Portola Farm will be:
• An educational hub that will serve thousands of visitors of all ages every year. It will be a potent site for learning about our food systems and fostering relationships to land.
• A social enterprise that will increase access to healthy produce in an underserved neighborhood and be a model community-centered business.
• A self-sustaining operation that will boost the local economy via the production of food, flowers, and seedlings.
• A permanent community asset for residents of southeast SF and a landmark destination for the city at large. It will connect people and offer space for collaboration across cultures and generations.
Our food systems are broken. They are a major driver of environmental degradation, including climate change. While cities consume the vast majority of food, most production happens in rural areas, invisible to urban residents.

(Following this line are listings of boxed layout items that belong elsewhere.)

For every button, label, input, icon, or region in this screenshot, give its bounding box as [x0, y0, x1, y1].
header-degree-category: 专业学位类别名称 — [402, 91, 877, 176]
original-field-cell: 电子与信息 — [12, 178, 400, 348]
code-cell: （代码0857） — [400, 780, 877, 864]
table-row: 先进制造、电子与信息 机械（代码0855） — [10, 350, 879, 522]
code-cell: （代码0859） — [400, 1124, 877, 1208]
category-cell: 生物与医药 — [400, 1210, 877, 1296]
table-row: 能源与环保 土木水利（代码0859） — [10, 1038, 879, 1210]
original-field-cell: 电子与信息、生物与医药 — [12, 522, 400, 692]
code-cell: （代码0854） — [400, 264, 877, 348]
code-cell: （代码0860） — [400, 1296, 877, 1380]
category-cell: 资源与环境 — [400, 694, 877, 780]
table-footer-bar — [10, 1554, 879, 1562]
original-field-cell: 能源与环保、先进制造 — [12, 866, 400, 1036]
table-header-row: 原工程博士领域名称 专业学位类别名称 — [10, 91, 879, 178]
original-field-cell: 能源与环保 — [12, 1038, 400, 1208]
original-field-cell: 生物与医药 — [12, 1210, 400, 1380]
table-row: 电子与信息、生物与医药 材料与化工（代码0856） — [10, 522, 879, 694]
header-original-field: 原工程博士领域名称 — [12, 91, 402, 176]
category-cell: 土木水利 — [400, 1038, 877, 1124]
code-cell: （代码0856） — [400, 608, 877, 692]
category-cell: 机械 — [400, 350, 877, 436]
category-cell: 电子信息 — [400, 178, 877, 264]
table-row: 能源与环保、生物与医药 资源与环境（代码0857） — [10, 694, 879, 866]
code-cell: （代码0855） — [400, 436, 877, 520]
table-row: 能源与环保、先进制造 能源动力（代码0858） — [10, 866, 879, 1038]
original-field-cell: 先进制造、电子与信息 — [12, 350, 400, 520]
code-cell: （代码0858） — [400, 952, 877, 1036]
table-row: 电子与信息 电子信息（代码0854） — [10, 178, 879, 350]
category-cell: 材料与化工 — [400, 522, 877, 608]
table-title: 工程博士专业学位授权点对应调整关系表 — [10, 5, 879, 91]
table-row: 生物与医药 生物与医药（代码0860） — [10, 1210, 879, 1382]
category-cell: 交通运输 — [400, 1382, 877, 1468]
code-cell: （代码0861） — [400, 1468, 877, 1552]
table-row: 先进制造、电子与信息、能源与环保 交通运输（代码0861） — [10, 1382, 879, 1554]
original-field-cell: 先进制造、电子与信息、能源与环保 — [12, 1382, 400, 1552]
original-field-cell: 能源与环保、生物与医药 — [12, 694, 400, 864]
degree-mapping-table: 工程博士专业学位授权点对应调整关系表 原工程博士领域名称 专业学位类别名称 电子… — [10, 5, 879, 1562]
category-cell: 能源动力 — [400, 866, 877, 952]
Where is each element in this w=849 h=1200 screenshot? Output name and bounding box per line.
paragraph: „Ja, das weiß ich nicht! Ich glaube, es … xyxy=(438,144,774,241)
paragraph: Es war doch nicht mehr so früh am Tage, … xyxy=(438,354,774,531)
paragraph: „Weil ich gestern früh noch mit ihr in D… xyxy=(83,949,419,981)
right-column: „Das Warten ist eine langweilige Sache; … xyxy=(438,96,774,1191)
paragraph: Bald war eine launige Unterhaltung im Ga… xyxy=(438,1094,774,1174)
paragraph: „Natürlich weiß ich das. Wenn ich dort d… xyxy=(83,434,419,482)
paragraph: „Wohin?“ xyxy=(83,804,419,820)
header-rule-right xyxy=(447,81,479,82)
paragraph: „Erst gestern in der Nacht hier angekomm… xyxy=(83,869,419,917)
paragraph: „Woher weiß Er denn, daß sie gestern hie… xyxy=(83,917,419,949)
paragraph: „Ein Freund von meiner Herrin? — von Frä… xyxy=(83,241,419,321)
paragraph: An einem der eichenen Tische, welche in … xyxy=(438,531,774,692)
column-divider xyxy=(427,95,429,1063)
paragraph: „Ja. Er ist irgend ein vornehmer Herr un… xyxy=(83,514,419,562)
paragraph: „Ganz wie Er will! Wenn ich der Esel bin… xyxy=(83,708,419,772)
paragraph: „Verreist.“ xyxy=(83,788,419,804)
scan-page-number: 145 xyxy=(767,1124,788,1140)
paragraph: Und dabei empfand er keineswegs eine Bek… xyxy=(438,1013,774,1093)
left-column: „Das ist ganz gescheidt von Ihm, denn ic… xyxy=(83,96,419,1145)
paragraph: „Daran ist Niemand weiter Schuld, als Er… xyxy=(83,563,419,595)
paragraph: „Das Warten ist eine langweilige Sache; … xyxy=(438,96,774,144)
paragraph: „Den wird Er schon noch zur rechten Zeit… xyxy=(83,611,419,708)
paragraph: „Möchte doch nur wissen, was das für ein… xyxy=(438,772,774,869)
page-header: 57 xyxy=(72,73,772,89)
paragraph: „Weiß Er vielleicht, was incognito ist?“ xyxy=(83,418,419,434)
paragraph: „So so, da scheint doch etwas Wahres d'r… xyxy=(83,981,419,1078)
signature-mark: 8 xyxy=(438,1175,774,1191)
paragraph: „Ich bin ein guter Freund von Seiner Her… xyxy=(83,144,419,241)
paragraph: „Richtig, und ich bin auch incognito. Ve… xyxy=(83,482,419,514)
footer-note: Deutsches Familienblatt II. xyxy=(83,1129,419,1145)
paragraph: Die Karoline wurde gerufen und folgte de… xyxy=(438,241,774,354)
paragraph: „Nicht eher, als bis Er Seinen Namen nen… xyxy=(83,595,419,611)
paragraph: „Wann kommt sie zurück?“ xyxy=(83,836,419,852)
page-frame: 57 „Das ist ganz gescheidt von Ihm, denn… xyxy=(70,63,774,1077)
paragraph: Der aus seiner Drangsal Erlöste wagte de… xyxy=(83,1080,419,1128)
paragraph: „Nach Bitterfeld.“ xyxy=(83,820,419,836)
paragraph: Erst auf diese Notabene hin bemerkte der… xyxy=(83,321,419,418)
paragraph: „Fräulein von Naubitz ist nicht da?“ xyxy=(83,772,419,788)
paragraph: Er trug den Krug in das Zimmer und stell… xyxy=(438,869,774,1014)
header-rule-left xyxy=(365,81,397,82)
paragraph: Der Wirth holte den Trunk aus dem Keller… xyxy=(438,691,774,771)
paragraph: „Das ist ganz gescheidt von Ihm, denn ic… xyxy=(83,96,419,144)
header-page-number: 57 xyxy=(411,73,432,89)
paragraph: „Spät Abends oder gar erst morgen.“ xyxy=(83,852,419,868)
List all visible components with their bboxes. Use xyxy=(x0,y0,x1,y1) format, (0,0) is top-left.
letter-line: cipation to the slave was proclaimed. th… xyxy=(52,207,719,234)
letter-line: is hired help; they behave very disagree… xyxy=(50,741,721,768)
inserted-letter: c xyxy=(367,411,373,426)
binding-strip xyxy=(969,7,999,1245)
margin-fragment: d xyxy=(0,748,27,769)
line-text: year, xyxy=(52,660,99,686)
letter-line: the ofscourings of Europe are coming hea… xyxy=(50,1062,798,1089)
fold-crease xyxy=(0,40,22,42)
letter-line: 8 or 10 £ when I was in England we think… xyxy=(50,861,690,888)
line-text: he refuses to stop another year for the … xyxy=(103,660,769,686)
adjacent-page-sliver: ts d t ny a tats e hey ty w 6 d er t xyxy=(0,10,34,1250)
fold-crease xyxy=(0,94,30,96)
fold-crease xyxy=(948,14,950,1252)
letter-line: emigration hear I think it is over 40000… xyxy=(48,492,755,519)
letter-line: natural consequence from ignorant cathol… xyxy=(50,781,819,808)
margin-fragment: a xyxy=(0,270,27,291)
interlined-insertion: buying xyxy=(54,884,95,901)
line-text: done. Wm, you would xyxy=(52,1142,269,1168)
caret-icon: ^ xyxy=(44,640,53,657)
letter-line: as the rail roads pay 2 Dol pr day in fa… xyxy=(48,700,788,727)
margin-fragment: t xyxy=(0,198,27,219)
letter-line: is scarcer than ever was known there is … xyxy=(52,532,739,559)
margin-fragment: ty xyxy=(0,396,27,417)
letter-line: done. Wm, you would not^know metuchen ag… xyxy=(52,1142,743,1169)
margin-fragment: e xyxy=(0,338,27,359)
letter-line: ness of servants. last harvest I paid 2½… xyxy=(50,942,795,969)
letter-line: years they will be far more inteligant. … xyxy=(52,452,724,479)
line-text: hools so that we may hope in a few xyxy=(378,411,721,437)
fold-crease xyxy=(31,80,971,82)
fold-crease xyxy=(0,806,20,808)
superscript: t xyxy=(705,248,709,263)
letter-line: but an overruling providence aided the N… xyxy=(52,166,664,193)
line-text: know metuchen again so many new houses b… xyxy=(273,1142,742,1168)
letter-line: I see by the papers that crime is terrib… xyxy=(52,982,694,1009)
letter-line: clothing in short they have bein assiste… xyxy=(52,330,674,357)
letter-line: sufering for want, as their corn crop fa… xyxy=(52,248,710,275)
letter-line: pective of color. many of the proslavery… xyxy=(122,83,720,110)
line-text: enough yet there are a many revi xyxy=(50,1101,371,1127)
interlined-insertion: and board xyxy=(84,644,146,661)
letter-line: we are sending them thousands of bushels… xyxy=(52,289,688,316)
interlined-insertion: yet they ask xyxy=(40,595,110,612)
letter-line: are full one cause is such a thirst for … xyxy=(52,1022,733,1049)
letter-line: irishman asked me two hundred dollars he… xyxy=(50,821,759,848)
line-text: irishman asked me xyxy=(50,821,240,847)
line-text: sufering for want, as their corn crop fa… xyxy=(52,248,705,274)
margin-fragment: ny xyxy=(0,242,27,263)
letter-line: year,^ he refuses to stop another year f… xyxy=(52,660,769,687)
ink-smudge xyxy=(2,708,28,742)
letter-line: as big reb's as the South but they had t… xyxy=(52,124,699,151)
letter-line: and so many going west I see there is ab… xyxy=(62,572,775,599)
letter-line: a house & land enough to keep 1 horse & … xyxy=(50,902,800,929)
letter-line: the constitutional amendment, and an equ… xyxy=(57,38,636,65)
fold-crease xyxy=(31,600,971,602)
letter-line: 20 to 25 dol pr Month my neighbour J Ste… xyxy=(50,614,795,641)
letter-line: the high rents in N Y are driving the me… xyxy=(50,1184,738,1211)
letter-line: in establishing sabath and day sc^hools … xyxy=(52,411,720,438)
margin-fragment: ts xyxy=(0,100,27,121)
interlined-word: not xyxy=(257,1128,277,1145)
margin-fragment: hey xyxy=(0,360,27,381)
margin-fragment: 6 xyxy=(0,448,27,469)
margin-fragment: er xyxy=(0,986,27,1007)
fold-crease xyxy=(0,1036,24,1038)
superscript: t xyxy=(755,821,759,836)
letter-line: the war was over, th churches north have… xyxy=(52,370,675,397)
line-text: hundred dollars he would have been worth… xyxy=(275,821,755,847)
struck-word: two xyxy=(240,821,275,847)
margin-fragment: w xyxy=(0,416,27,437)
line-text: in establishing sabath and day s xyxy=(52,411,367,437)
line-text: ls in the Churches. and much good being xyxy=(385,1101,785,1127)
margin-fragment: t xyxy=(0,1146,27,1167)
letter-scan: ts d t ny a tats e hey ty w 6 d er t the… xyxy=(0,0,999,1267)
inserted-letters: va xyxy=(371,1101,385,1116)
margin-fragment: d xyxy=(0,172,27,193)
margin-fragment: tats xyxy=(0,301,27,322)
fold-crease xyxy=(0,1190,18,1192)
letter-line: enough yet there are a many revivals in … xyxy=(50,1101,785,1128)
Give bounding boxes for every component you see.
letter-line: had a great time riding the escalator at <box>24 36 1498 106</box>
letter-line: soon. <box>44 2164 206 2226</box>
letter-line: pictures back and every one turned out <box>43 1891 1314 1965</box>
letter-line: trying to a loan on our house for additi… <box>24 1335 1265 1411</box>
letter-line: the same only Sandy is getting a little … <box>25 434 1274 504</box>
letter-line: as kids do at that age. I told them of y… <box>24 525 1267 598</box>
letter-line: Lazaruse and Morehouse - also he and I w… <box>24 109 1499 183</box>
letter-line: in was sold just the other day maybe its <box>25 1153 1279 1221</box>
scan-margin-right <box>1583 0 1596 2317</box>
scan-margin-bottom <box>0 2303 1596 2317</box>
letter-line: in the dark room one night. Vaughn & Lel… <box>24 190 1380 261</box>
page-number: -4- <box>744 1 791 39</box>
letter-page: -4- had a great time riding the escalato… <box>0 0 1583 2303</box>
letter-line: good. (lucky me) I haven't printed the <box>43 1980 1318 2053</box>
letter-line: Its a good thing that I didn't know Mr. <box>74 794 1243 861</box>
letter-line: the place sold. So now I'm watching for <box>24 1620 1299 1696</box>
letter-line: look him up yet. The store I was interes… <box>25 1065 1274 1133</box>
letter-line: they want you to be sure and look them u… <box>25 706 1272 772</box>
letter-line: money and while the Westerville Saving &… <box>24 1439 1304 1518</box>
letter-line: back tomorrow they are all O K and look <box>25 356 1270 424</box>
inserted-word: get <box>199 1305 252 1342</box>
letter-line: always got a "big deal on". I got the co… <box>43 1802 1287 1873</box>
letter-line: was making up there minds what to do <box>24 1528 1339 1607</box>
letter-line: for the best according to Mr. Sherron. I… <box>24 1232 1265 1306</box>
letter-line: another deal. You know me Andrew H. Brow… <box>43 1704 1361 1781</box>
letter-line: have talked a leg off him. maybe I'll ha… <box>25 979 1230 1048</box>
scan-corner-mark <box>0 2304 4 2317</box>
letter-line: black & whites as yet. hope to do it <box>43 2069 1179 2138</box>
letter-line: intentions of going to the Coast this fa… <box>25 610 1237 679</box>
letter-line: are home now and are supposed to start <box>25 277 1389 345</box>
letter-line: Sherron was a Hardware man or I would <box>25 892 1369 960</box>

Urban farms can bridge this gap, but they need long term, secure land tenure. While San Francisco holds a rich history of urban agriculture, supported widely by residents across neighborhoods, means, and backgrounds, development pressure has left few remaining farm projects and none that are self-sustaining. Interest, enthusiasm and political will for urban agriculture have been established. Economic viability and incomparable social value have been proven. What’s missing is devoted, secure space.
The Portola District earned its reputation as San Francisco’s Garden District in the early 1900s. At its peak, at least 19 commercial farms and greenhouse operations were spread throughout the neighborhood. Of these, the greenhouses at 770 Woolsey are all that remain.
Physically, the site is uniquely well suited for agriculture – more than any other available SF parcel – in its south facing slope, and the east-west orientation of its greenhouses. Two onsite wells serve as a promising water source.
Geographically, the site is situated in southeast SF, an isolated area flanked by freeways, home to a disproportionate number of low-income households, and historically underrepresented in terms of public realm investments.
Culturally, the neighborhood has made clear that healthy food options and community gathering spaces are top priorities for the Portola.
In July 2017, a developer purchased the site from its longtime owner and is actively planning to develop the site for market-rate housing, a plan widely disfavored in the neighborhood.
In Spring 2021, through an extended, good faith negotiation, The Greenhouse Project and Friends of 770 Woolsey secured a legal right to purchase the property.
We are actively engaged in a capital campaign to bring Portola Farm to life.